Les lèvres la frôlèrent. Elle eut un sursaut, déroba les siennes…

Puis les laissa toucher.

Insensiblement, Aimery l’avait enlacée. Une main soutenait son corps et l’autre sa nuque. Elle respirait de toute sa poitrine, comme oppressée par le souffle d’un songe. Une influence nerveuse et doucement tremblante, une lente émanation d’effluves étranges, un enchantement immense, bienfaisant et léger l’envahissait jusqu’au cœur de sa chair. Ses yeux s’étaient allongés, puis éblouis. Puis elle les avait clos.
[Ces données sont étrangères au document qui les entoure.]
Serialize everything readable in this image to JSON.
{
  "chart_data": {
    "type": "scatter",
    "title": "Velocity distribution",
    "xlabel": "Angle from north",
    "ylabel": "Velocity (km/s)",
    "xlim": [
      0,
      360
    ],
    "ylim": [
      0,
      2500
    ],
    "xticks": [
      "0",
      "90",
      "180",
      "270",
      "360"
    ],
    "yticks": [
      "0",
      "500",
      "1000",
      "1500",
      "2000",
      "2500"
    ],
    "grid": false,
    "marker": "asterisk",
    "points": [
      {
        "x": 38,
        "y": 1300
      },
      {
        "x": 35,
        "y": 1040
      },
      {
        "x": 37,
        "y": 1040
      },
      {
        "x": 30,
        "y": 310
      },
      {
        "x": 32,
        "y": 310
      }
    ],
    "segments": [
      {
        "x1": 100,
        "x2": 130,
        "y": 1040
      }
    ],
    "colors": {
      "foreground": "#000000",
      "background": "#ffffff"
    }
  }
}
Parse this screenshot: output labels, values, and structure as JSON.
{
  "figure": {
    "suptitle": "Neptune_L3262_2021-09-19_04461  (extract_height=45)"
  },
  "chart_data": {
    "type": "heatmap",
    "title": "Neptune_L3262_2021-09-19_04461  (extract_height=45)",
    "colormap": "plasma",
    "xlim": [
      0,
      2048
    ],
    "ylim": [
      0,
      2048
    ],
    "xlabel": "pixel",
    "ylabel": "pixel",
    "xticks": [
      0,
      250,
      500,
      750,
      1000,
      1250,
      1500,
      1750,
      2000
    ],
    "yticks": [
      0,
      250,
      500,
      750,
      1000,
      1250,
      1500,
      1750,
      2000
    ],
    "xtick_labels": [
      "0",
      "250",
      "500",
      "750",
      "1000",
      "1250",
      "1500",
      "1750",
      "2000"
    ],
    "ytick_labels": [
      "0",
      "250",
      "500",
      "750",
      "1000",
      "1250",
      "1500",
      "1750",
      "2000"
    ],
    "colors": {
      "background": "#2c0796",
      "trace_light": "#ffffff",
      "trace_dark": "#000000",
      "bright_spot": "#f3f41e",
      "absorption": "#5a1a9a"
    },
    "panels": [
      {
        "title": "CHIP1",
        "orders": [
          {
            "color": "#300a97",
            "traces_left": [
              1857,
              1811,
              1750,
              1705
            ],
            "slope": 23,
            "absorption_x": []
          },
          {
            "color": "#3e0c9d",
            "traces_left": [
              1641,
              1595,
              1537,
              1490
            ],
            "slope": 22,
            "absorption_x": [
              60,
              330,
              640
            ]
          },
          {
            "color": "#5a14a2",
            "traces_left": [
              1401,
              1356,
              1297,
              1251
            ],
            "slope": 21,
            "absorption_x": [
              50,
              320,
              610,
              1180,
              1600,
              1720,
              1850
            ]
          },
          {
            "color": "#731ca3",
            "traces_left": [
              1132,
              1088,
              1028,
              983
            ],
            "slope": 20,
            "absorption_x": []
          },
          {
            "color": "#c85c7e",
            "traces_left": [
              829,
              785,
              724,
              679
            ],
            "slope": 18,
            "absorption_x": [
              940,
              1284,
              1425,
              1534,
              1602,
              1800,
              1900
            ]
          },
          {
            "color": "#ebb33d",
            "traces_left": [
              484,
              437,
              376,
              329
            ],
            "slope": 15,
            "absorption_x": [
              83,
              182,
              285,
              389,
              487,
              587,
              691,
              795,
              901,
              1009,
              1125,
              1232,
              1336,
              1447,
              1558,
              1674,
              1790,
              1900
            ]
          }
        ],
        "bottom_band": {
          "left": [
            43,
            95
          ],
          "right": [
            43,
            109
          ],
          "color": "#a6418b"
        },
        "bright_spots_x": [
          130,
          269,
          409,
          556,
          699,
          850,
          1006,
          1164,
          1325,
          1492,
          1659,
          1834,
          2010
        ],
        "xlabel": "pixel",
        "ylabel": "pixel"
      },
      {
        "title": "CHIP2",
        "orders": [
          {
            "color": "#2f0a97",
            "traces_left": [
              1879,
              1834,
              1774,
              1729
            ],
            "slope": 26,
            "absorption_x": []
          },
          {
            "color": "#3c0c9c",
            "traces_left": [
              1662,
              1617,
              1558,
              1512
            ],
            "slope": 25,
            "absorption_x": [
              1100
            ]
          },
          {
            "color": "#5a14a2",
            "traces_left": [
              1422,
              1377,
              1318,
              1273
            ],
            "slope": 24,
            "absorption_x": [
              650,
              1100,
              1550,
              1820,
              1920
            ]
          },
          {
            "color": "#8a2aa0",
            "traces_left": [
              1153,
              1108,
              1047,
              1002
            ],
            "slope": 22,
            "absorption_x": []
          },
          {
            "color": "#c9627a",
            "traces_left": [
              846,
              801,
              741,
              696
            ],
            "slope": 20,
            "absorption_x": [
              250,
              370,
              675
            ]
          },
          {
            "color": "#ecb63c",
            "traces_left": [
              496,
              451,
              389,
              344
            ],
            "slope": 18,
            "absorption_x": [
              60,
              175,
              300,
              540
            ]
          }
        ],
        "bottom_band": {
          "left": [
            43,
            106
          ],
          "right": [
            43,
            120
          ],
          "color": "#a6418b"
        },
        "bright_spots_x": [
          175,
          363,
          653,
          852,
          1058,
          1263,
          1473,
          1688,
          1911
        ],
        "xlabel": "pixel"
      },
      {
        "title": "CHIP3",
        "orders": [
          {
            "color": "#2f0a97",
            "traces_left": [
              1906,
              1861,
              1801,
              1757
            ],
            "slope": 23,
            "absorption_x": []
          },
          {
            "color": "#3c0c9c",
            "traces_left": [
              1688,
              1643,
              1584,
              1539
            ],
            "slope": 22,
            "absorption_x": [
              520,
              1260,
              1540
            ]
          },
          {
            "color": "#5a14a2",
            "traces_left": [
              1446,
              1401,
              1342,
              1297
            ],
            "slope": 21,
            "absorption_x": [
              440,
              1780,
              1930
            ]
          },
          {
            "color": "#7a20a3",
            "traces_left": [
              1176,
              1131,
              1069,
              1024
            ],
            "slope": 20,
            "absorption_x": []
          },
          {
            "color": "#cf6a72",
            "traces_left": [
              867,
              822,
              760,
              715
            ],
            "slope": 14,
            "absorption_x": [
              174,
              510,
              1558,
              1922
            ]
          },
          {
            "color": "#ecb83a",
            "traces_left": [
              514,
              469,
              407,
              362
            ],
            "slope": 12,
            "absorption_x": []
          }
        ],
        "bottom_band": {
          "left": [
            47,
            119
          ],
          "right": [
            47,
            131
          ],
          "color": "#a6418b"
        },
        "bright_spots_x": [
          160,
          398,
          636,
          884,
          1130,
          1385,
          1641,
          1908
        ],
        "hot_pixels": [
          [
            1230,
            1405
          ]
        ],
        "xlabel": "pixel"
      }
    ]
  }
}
Depuis combien d’heures palpitait ce baiser ? Psyché avait perdu la notion du temps. Elle se tenait comme une amoureuse qui de l’âme et du corps s’abandonne à tout ; et pourtant, le jeune homme, ayant paru vouloir dégager doucement une de ses mains discrètes, il lui sembla que par un mouvement de tête elle voulait lui dire : « Non… Pas cela… Pas ici… » Mais elle ne parla point. Les deux bouches ne pouvaient plus se séparer l’une de l’autre.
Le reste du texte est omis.